Fallujah – Recensione: Undying Light

A quasi tre anni di distanza da “Dreamless” i Fallujah tornano a picchiare con “Undying Light”. Con il loro death tra pulsioni prog e scorie “tech”, gli americani americani graffiano il quarto disco della loro carriera.

Pochi fronzoli, molta sostanza: questo il mood di un disco che non si perde in troppe cerimonie e gioca subito forte, in bilico tra groove e tensione armonica. Bene, anzi benissimo, la doppietta “Glass House” e “Last Light”, che danno bene il polso dello stato creativo dei nostri.

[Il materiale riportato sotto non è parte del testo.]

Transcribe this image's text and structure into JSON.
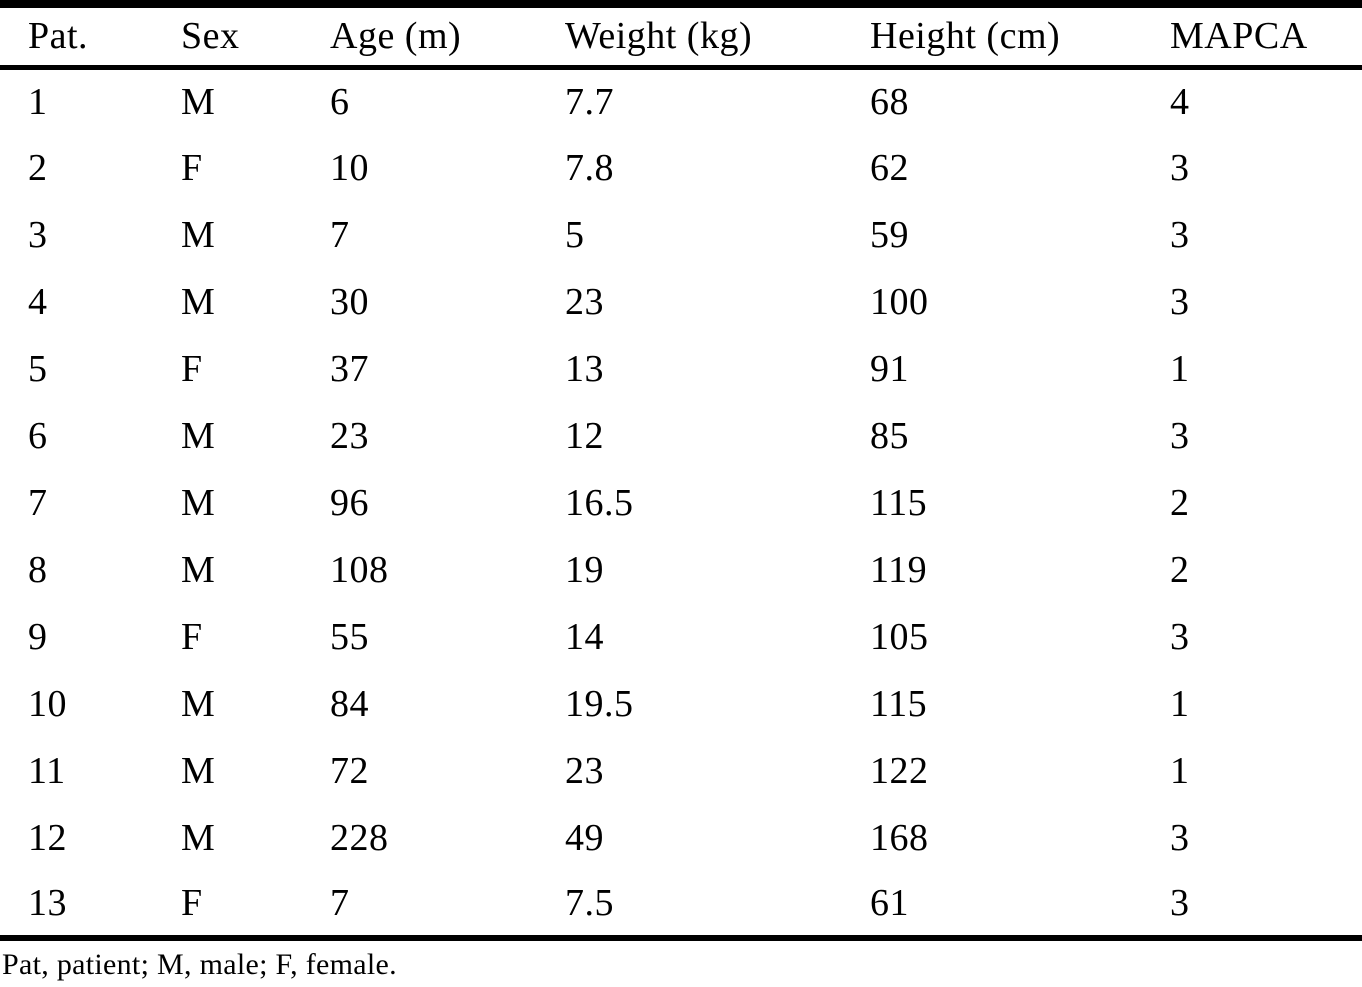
{
  "table": {
    "title_semantic": "patient-characteristics-table",
    "columns": [
      "Pat.",
      "Sex",
      "Age (m)",
      "Weight (kg)",
      "Height (cm)",
      "MAPCA"
    ],
    "rows": [
      [
        "1",
        "M",
        "6",
        "7.7",
        "68",
        "4"
      ],
      [
        "2",
        "F",
        "10",
        "7.8",
        "62",
        "3"
      ],
      [
        "3",
        "M",
        "7",
        "5",
        "59",
        "3"
      ],
      [
        "4",
        "M",
        "30",
        "23",
        "100",
        "3"
      ],
      [
        "5",
        "F",
        "37",
        "13",
        "91",
        "1"
      ],
      [
        "6",
        "M",
        "23",
        "12",
        "85",
        "3"
      ],
      [
        "7",
        "M",
        "96",
        "16.5",
        "115",
        "2"
      ],
      [
        "8",
        "M",
        "108",
        "19",
        "119",
        "2"
      ],
      [
        "9",
        "F",
        "55",
        "14",
        "105",
        "3"
      ],
      [
        "10",
        "M",
        "84",
        "19.5",
        "115",
        "1"
      ],
      [
        "11",
        "M",
        "72",
        "23",
        "122",
        "1"
      ],
      [
        "12",
        "M",
        "228",
        "49",
        "168",
        "3"
      ],
      [
        "13",
        "F",
        "7",
        "7.5",
        "61",
        "3"
      ]
    ],
    "footnote": "Pat, patient; M, male; F, female."
  },
  "chart_data": {
    "type": "table",
    "columns": [
      "Pat.",
      "Sex",
      "Age (m)",
      "Weight (kg)",
      "Height (cm)",
      "MAPCA"
    ],
    "rows": [
      [
        1,
        "M",
        6,
        7.7,
        68,
        4
      ],
      [
        2,
        "F",
        10,
        7.8,
        62,
        3
      ],
      [
        3,
        "M",
        7,
        5,
        59,
        3
      ],
      [
        4,
        "M",
        30,
        23,
        100,
        3
      ],
      [
        5,
        "F",
        37,
        13,
        91,
        1
      ],
      [
        6,
        "M",
        23,
        12,
        85,
        3
      ],
      [
        7,
        "M",
        96,
        16.5,
        115,
        2
      ],
      [
        8,
        "M",
        108,
        19,
        119,
        2
      ],
      [
        9,
        "F",
        55,
        14,
        105,
        3
      ],
      [
        10,
        "M",
        84,
        19.5,
        115,
        1
      ],
      [
        11,
        "M",
        72,
        23,
        122,
        1
      ],
      [
        12,
        "M",
        228,
        49,
        168,
        3
      ],
      [
        13,
        "F",
        7,
        7.5,
        61,
        3
      ]
    ],
    "footnote": "Pat, patient; M, male; F, female."
  },
  "colors": {
    "text": "#000000",
    "border": "#000000",
    "background": "#ffffff"
  }
}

Intensità, complessità ma senza perdere un grammo di concretezza.

Questa è infatti la forza di questo disco: canzoni che scorrono avvolgendo chi ascolta, senza risultare pesanti nei passaggi più intricati e senza pesare nella “forma canzone” con inutili esibizioni di bravura. La tecnica c’è, ma è a totale servizio di una manciata di brani che hanno tutti una struttura ben riconoscibile. Pur non essendo innovativi o rivoluzionari nel senso stretto del termine, i nostri riescono a plasmare una materia (che in varie declinazioni, in certi casi si sta mostrando piuttosto avvitata su sé stessa) complicata, e non solo dal punto di vista “tecnico”.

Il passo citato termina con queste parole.